Cincinnati, 1950s-2006

Robert "H-Bomb" Ferguson was born in rural South Carolina, and went on the road in the late 1940s before settling in New York City as part of the post war R&B club scene. He recorded for a couple local labels before signing up with Savoy records, which like many labels was issuing jazz and R&B without trying too hard to distinguish between the genres.

In 1957 he moved to Cincinnati, where he lived the rest of his life. His first record as an Ohioan was done for Finch records, with the typical crude living room style sound of the Finch catalog. The record was credited to H-Bomb Ferguson and his Mad Lads, the local band he recruited for backing. He recorded another 45 for one of Rite Pressing's house labels, Arc, and a 45 for Big Beat. All his 45s feature his aggressive 'shouter' vocal style, often referred to as 'black rockers' as opposed to the more blusey R&B shuffles.

In the early 1960s he recorded a couple 45s for Federal and one for Atlas, a NYC label where he had made a couple records a decade earlier. Many of these records got some local/regional airplay but none of them reached the national charts.

During the 1960s he seems to have kept busy playing in SW Ohio and nearby places on the chitlin circuit. Surprisingly, he did not make any other records the we know about until the 1980s. 

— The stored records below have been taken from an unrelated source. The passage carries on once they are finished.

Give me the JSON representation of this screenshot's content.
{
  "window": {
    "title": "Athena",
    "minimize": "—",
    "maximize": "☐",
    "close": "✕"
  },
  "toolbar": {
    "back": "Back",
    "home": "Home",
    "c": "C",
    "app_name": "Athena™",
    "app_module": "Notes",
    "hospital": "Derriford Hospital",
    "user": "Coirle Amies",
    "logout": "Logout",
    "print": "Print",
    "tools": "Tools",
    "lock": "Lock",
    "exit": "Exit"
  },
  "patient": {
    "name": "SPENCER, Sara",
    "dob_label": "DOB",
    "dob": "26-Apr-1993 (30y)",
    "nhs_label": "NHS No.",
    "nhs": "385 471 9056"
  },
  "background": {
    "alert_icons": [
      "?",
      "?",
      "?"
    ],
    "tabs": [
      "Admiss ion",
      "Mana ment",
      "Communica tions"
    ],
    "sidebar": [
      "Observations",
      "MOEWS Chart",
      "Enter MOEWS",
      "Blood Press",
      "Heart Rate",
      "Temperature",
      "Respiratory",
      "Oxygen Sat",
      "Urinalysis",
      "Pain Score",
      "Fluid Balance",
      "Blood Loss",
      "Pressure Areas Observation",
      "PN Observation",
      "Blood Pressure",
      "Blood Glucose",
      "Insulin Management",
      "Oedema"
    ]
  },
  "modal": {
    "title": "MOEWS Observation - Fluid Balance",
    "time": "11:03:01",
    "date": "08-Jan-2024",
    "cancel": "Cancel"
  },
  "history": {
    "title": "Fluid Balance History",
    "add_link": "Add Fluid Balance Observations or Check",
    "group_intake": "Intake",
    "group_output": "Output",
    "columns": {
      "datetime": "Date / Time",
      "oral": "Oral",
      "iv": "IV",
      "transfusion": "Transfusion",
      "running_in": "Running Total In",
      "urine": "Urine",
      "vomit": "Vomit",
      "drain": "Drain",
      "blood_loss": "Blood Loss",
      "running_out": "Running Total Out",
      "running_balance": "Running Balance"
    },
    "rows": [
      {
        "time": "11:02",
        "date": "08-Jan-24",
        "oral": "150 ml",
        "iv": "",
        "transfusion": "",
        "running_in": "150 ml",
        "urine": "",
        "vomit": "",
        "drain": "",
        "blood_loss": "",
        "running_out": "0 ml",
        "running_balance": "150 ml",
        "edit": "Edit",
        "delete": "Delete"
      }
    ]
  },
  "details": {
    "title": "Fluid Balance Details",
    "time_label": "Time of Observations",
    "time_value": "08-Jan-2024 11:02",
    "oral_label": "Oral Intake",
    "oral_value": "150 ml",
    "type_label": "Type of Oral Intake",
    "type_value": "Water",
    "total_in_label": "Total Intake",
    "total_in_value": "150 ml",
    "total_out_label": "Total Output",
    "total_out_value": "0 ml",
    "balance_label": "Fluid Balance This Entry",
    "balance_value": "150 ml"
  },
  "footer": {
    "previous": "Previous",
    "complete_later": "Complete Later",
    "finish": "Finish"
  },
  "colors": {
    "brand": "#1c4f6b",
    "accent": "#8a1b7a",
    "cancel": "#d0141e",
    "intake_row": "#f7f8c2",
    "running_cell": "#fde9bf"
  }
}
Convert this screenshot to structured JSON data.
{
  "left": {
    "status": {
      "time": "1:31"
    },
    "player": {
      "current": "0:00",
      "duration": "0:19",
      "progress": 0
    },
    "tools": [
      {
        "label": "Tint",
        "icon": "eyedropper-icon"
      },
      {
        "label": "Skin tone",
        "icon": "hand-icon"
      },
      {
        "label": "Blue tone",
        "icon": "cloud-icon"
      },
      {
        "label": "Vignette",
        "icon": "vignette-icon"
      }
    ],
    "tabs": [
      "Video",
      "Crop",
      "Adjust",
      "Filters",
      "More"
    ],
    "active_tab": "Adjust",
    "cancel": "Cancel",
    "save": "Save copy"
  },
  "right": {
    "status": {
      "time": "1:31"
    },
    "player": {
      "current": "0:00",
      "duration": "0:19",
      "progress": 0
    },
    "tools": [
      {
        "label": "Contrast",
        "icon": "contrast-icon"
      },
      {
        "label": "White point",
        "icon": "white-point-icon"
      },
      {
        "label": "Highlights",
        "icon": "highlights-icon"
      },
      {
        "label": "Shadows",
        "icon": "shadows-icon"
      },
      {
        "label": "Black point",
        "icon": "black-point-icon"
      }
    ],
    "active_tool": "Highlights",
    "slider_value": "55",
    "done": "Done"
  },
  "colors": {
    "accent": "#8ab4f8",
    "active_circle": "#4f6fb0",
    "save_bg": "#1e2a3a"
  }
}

In the late 1970s, as part of the great rediscovery of old R&B artists, he back to play locally again, singing and playing electric piano while wearing crazy wigs of metallic colored hair. He became a fixture at local clubs and on the blues revival scene. Finally he got back to recording, first a double 45 and then an LP in Cincinnati, and then another LP in 1993 for the Earwig label out of Chicago. 

Eventually age caught up with him and he retired and passed away in 2006.